2011-09-09 Thread yudi v

 I would just return-back the unit. It is clearly new (less than 400 hours
 of use!) and should not throw any error nor message about its SMART
 health. This does not have to mean a bad drive per se, of course, but
 better safe than sorry. If a new unit still fails, I would recheck the
 cable and/or disk connectors.


I am not sure how the warranties on hard drives work. I spoke to the
retailer and he reckons it has to go back to the manufacturer. There is a
wait of 2 weeks.

As I mentioned earlier, last time I got this error I wrote random data to
the drive and just before taking it back I ran the tests again using the WD
tool.
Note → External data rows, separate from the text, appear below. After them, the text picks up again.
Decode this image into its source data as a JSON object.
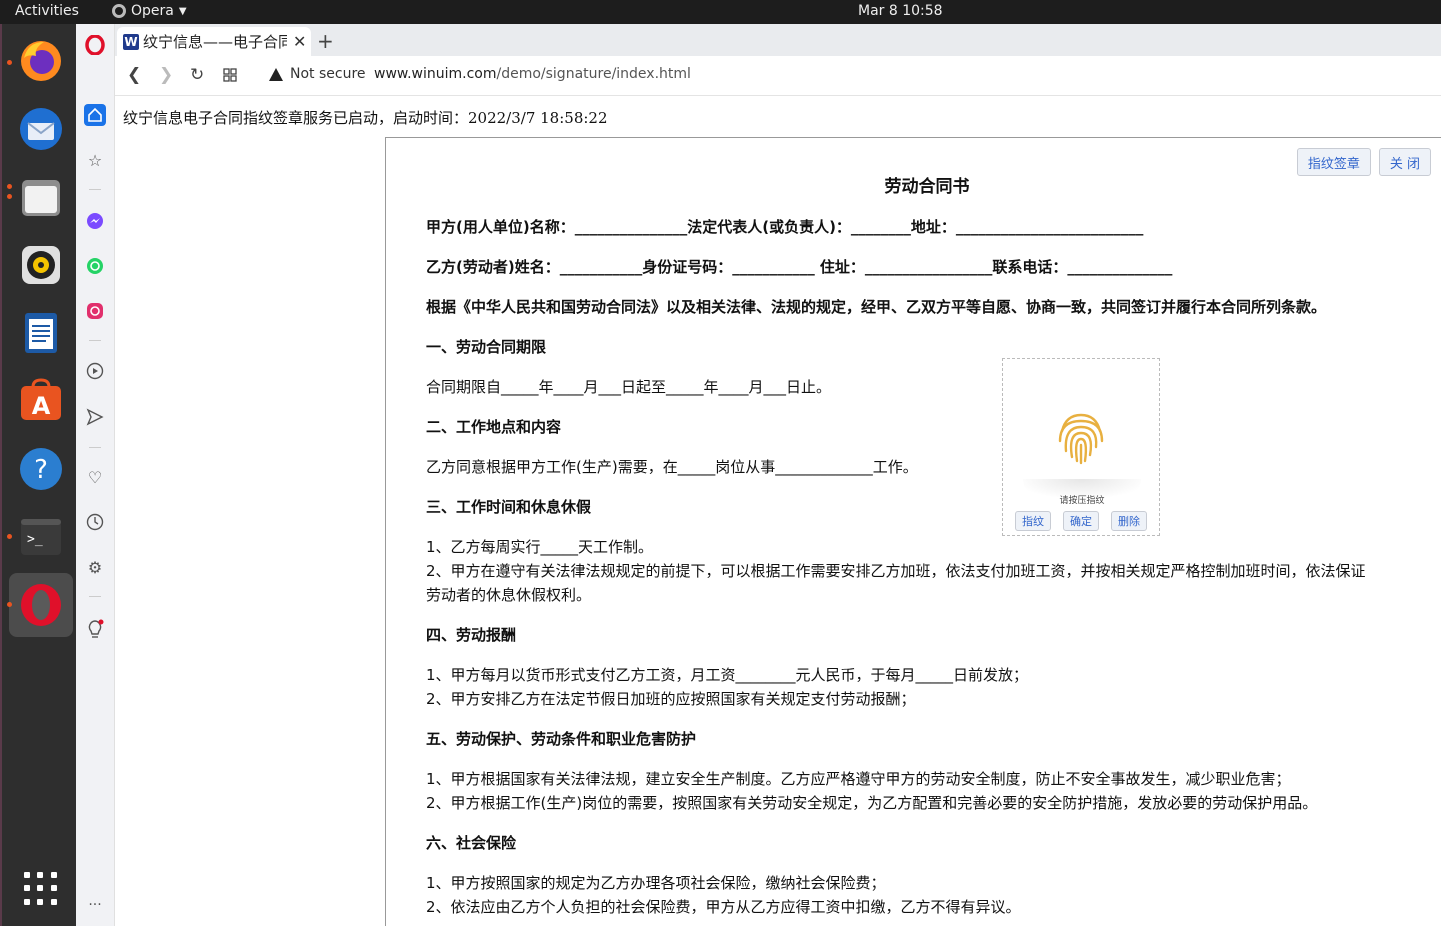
{
  "topbar": {
    "activities": "Activities",
    "app_name": "Opera",
    "clock": "Mar 8  10:58"
  },
  "dock": {
    "items": [
      "firefox-icon",
      "thunderbird-icon",
      "files-icon",
      "rhythmbox-icon",
      "libreoffice-writer-icon",
      "ubuntu-software-icon",
      "help-icon",
      "terminal-icon",
      "opera-icon"
    ],
    "show_apps": "show-applications-icon"
  },
  "browser": {
    "tab_title": "纹宁信息——电子合同",
    "favicon_letter": "W",
    "new_tab": "+",
    "tab_close": "✕",
    "not_secure": "Not secure",
    "url_host": "www.winuim.com",
    "url_path": "/demo/signature/index.html"
  },
  "page": {
    "status": "纹宁信息电子合同指纹签章服务已启动，启动时间：2022/3/7 18:58:22",
    "buttons": {
      "sign": "指纹签章",
      "close": "关 闭"
    },
    "title": "劳动合同书",
    "lines": [
      "甲方(用人单位)名称：_______________法定代表人(或负责人)：________地址：_________________________",
      "乙方(劳动者)姓名：___________身份证号码：___________ 住址：_________________联系电话：______________",
      "根据《中华人民共和国劳动合同法》以及相关法律、法规的规定，经甲、乙双方平等自愿、协商一致，共同签订并履行本合同所列条款。",
      "一、劳动合同期限",
      "合同期限自_____年____月___日起至_____年____月___日止。",
      "二、工作地点和内容",
      "乙方同意根据甲方工作(生产)需要，在_____岗位从事_____________工作。",
      "三、工作时间和休息休假",
      "1、乙方每周实行_____天工作制。",
      "2、甲方在遵守有关法律法规规定的前提下，可以根据工作需要安排乙方加班，依法支付加班工资，并按相关规定严格控制加班时间，依法保证",
      "劳动者的休息休假权利。",
      "四、劳动报酬",
      "1、甲方每月以货币形式支付乙方工资，月工资________元人民币，于每月_____日前发放；",
      "2、甲方安排乙方在法定节假日加班的应按照国家有关规定支付劳动报酬；",
      "五、劳动保护、劳动条件和职业危害防护",
      "1、甲方根据国家有关法律法规，建立安全生产制度。乙方应严格遵守甲方的劳动安全制度，防止不安全事故发生，减少职业危害；",
      "2、甲方根据工作(生产)岗位的需要，按照国家有关劳动安全规定，为乙方配置和完善必要的安全防护措施，发放必要的劳动保护用品。",
      "六、社会保险",
      "1、甲方按照国家的规定为乙方办理各项社会保险，缴纳社会保险费；",
      "2、依法应由乙方个人负担的社会保险费，甲方从乙方应得工资中扣缴，乙方不得有异议。"
    ],
    "fingerprint": {
      "hint": "请按压指纹",
      "buttons": {
        "capture": "指纹",
        "confirm": "确定",
        "delete": "删除"
      },
      "color": "#e8b040"
    }
  }
}
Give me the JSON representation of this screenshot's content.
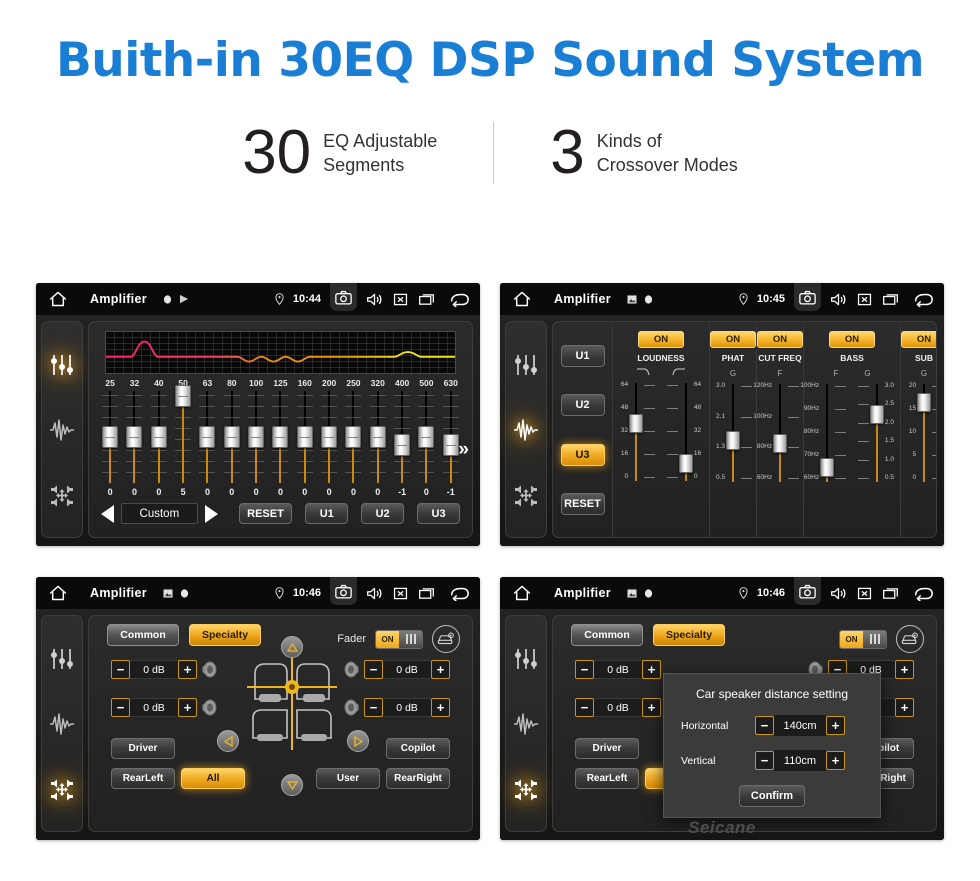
{
  "headline": "Buith-in 30EQ DSP Sound System",
  "stats": [
    {
      "number": "30",
      "line1": "EQ Adjustable",
      "line2": "Segments"
    },
    {
      "number": "3",
      "line1": "Kinds of",
      "line2": "Crossover Modes"
    }
  ],
  "colors": {
    "headline_blue": "#1a7fd4",
    "accent_amber": "#f0a81e",
    "panel_dark": "#222222",
    "curve_start": "#ff1f6b",
    "curve_mid": "#ee8a12",
    "curve_end": "#f2e41c"
  },
  "statusbar": {
    "title": "Amplifier",
    "icons": [
      "home-icon",
      "camera-icon",
      "speaker-icon",
      "close-box-icon",
      "recents-icon",
      "back-icon",
      "location-pin-icon"
    ],
    "times": {
      "eq": "10:44",
      "dsp": "10:45",
      "balance": "10:46",
      "modal": "10:46"
    }
  },
  "rail": {
    "items": [
      {
        "name": "equalizer-icon",
        "active_on": "eq"
      },
      {
        "name": "waveform-icon",
        "active_on": "dsp"
      },
      {
        "name": "balance-icon",
        "active_on": "balance"
      }
    ]
  },
  "eq_screen": {
    "frequencies": [
      "25",
      "32",
      "40",
      "50",
      "63",
      "80",
      "100",
      "125",
      "160",
      "200",
      "250",
      "320",
      "400",
      "500",
      "630"
    ],
    "values": [
      "0",
      "0",
      "0",
      "5",
      "0",
      "0",
      "0",
      "0",
      "0",
      "0",
      "0",
      "0",
      "-1",
      "0",
      "-1"
    ],
    "preset_label": "Custom",
    "prev_label": "prev-preset",
    "next_label": "next-preset",
    "reset_label": "RESET",
    "user_presets": [
      "U1",
      "U2",
      "U3"
    ],
    "more_label": "»"
  },
  "dsp_screen": {
    "presets": [
      "U1",
      "U2",
      "U3"
    ],
    "active_preset": "U3",
    "reset_label": "RESET",
    "columns": [
      {
        "label": "LOUDNESS",
        "state": "ON",
        "headers": [
          "curve-low-icon",
          "curve-high-icon"
        ],
        "sliders": [
          {
            "scale": [
              "64",
              "48",
              "32",
              "16",
              "0"
            ],
            "side": "left",
            "value_pct": 50
          },
          {
            "scale": [
              "64",
              "48",
              "32",
              "16",
              "0"
            ],
            "side": "right",
            "value_pct": 8
          }
        ]
      },
      {
        "label": "PHAT",
        "state": "ON",
        "headers": [
          "G"
        ],
        "sliders": [
          {
            "scale": [
              "3.0",
              "2.1",
              "1.3",
              "0.5"
            ],
            "side": "left",
            "value_pct": 33
          }
        ]
      },
      {
        "label": "CUT FREQ",
        "state": "ON",
        "headers": [
          "F"
        ],
        "sliders": [
          {
            "scale": [
              "120Hz",
              "100Hz",
              "80Hz",
              "60Hz"
            ],
            "side": "left",
            "value_pct": 30
          }
        ]
      },
      {
        "label": "BASS",
        "state": "ON",
        "headers": [
          "F",
          "G"
        ],
        "sliders": [
          {
            "scale": [
              "100Hz",
              "90Hz",
              "80Hz",
              "70Hz",
              "60Hz"
            ],
            "side": "left",
            "value_pct": 5
          },
          {
            "scale": [
              "3.0",
              "2.5",
              "2.0",
              "1.5",
              "1.0",
              "0.5"
            ],
            "side": "right",
            "value_pct": 60
          }
        ]
      },
      {
        "label": "SUB",
        "state": "ON",
        "headers": [
          "G"
        ],
        "sliders": [
          {
            "scale": [
              "20",
              "15",
              "10",
              "5",
              "0"
            ],
            "side": "left",
            "value_pct": 73
          }
        ]
      }
    ]
  },
  "balance_screen": {
    "tabs": [
      {
        "label": "Common",
        "active": false
      },
      {
        "label": "Specialty",
        "active": true
      }
    ],
    "fader_label": "Fader",
    "fader_state": "ON",
    "car_setting_icon": "car-settings-icon",
    "steppers": [
      {
        "position": "front-left",
        "value": "0 dB",
        "minus": "−",
        "plus": "+"
      },
      {
        "position": "rear-left",
        "value": "0 dB",
        "minus": "−",
        "plus": "+"
      },
      {
        "position": "front-right",
        "value": "0 dB",
        "minus": "−",
        "plus": "+"
      },
      {
        "position": "rear-right",
        "value": "0 dB",
        "minus": "−",
        "plus": "+"
      }
    ],
    "seat_buttons": [
      {
        "label": "Driver",
        "active": false
      },
      {
        "label": "Copilot",
        "active": false
      },
      {
        "label": "RearLeft",
        "active": false
      },
      {
        "label": "All",
        "active": true
      },
      {
        "label": "User",
        "active": false
      },
      {
        "label": "RearRight",
        "active": false
      }
    ],
    "nav_arrows": [
      "up-arrow-icon",
      "down-arrow-icon",
      "left-arrow-icon",
      "right-arrow-icon"
    ]
  },
  "modal": {
    "title": "Car speaker distance setting",
    "rows": [
      {
        "label": "Horizontal",
        "value": "140cm",
        "minus": "−",
        "plus": "+"
      },
      {
        "label": "Vertical",
        "value": "110cm",
        "minus": "−",
        "plus": "+"
      }
    ],
    "confirm_label": "Confirm"
  },
  "watermark": "Seicane"
}
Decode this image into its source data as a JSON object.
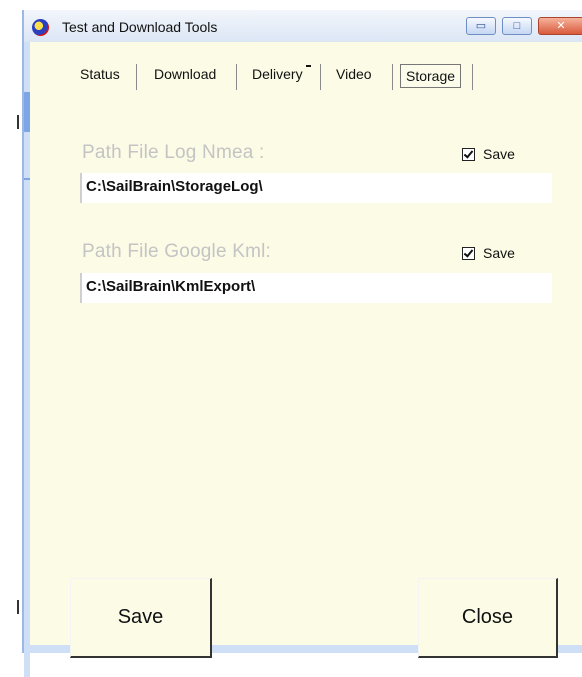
{
  "window": {
    "title": "Test and Download Tools",
    "controls": {
      "minimize": "▭",
      "maximize": "□",
      "close": "✕"
    }
  },
  "tabs": [
    {
      "label": "Status"
    },
    {
      "label": "Download"
    },
    {
      "label": "Delivery"
    },
    {
      "label": "Video"
    },
    {
      "label": "Storage",
      "active": true
    }
  ],
  "storage": {
    "nmea": {
      "label": "Path File Log Nmea :",
      "save_label": "Save",
      "save_checked": true,
      "path": "C:\\SailBrain\\StorageLog\\"
    },
    "kml": {
      "label": "Path File Google Kml:",
      "save_label": "Save",
      "save_checked": true,
      "path": "C:\\SailBrain\\KmlExport\\"
    }
  },
  "buttons": {
    "save": "Save",
    "close": "Close"
  },
  "colors": {
    "label_gray": "#c4c4c4",
    "client_bg": "#fcfbe6",
    "frame_blue": "#cfe0f6"
  }
}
It came back with no errors. This is what is confusing. I expected it
to register bad sectors after wiping the whole drive as well.

-- 
Kind regards,
Yudi


Re: Hard drive bad sector warning

2011-09-09 Thread consul tores
2011/9/9 yudi v yudi@gmail.com:
 I would simply request for a hard disk replacement,

 you will rest more relaxed after that :-)

 I will definitely ask for a replacement as it's still under warranty but I
 want to make sure it's not a software issue.
 --
 Kind regards,
 Yudi

Have you tried # parted -l, fdisk works with cylinders.